“At this time, I choose not to make this a [statewide] mandate. I’m going to give the people of Utah the opportunity to show what kind of people they are.”
— Utah Gov. Gary Herbert
We are sooooo dead.
The kind of people we have in Utah -- the kind who make the decisions, anyway -- like to make rules that limit the behavior of other people. Powerless people. People who don’t belong to the club.
So when logic and science strongly suggest that there should be statewide order compelling everyone to wear masks in public places, it isn’t just a few Faux News-watchers who demand their right to bare faces. It is a feeling that motivates such worthies as the Utah Legislature’s Senate president and House speaker.
Herbert has given the order for masks in public schools and in state-owned facilities, including offices, colleges and liquor stores. And he has granted requests to make the mandate apply to places where local officials really wanted it, including Salt Lake, Grand and Summit counties and in the city of Springdale, at the gateway of Zion National Park.
But he balked at doing the logical thing, making the mandate apply everywhere in the state. A state that is among the hardest hit among other states -- and nations -- in terms of per capita infection rates.

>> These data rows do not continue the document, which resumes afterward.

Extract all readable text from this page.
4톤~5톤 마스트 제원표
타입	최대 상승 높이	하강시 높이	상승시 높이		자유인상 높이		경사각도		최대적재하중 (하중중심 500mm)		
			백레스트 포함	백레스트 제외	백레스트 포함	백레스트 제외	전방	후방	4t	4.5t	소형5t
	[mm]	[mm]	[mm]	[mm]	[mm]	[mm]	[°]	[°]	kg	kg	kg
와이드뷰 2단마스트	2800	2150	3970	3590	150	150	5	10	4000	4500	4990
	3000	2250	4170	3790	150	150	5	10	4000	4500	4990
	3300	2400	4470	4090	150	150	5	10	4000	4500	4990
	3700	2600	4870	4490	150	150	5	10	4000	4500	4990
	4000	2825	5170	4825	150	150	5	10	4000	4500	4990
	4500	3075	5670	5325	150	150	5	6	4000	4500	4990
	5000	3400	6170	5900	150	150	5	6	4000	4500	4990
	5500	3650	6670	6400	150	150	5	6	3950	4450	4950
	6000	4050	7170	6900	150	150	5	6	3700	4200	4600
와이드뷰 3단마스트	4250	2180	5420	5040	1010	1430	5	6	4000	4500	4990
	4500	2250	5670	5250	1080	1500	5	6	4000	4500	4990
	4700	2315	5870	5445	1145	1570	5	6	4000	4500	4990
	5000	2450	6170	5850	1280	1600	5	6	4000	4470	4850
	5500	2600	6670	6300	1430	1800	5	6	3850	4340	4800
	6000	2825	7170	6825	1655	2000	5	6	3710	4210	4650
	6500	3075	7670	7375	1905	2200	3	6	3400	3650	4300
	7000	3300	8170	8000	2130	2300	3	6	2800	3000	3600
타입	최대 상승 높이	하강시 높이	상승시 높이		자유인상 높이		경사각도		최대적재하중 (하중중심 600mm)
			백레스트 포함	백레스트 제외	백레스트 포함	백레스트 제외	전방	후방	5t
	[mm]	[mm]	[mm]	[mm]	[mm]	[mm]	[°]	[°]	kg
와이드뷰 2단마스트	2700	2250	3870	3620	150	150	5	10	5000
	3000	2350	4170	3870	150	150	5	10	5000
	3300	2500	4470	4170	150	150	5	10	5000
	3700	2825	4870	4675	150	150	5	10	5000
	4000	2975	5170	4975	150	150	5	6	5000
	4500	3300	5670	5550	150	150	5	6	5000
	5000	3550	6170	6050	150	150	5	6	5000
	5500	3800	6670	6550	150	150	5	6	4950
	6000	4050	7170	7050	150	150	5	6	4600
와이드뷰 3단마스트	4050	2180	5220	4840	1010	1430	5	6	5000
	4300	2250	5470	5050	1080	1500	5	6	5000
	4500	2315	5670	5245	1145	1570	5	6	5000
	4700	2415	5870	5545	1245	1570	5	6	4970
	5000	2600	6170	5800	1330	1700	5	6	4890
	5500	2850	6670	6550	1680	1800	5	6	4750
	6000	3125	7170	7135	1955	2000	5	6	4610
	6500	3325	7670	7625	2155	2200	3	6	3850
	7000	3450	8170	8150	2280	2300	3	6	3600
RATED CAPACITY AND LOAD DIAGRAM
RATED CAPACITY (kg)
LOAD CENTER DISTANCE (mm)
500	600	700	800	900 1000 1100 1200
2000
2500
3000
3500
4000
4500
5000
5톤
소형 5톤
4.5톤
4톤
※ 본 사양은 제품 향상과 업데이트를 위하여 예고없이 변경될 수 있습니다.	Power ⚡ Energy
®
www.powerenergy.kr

Herbert was following the advice of Utah House Speaker Brad Wilson, who said, “In Utah, we prefer to encourage people to do the right thing rather than issuing mandates and demanding compliance.”
Of course, the words -- and whatever coronavirus particles might have accompanied them -- were scarcely out of the speaker’s mouth when online comments and social media resounded with the obvious retorts.
Oh, so we’re just going to “encourage,” rather than mandate or demand, people to stop at stop signs, drive slow near schools and refrain from murder and mayhem. And, when it comes time to pay our taxes, well, sorry. You didn’t encourage us well enough.
Not that Wilson’s attitude is unusual or surprising. After all, he leads a Legislature that is happy to make it difficult to buy liquor, because most of its members don’t, or get an abortion, because most of its members will never be pregnant.
But repeated attempts to crack down on people who fumble with their mobile phones while driving have failed. It doesn’t matter that research at the state’s own flagship university finds that such behavior is at least as dangerous as driving drunk. Utah lawmakers and their friends and family like to talk while driving, so it becomes an inalienable right.
And our political class really, really likes campaign contributions so, although Utah is pretty good about making it all public, there are no limits on this form of legalized bribery.
The objection to wearing masks, or being directed to wear masks, might make a little sense if the point of doing so was to protect the person wearing it from contracting the potentially deadly COVID-19. But it isn’t.
Wearing a mask is about the best trick we have so far to keep the virus in the lungs, blood, spit and brains of those already unfortunate enough to be carrying it and not letting it jump to other people.
So, by refusing to wear a mask in public, you are not putting your own life at risk, as you may argue you have a right to do. You are putting the lives of other people at risk. And that, under any system of faith, thought or philosophy worth knowing, is bad.
It is a point we argue, and a mistake we make, in more cases than this.
Those who oppose abortion claim that the right of the mother to control her own body is at least balanced by the rights of the embryo. They are wrong, but at least they have a claim that laws banning or severely limiting abortion aren’t there just to control women and make them second-class citizens, which is clearly what they are for, but intended to protect the innocent.
Those who like to show off their cool firearms at Walmart or McDonalds claim that lots of guns in public serve to protect the bearer and, maybe, sometimes, innocent bystanders, when Second Amendment fanatics have a chance to ride to their rescue. It’s total poppycock, of course, but is a way to appear something other than a case of arrested development.
Utah’s political class may really believe that they are immune to the coronavirus. That, like the royal entourage in Edgar Allen Poe’s “Masque of the Red Death,” they can hide from the plague because, well, they are just special, untouched by the woes of those other people.
That didn’t work out so well in the story. And it is an idea that endangers all of us.
George Pyle, editorial page editor of The Salt Lake Tribune, claims sanctuary from the calories found in cookie dough ice cream.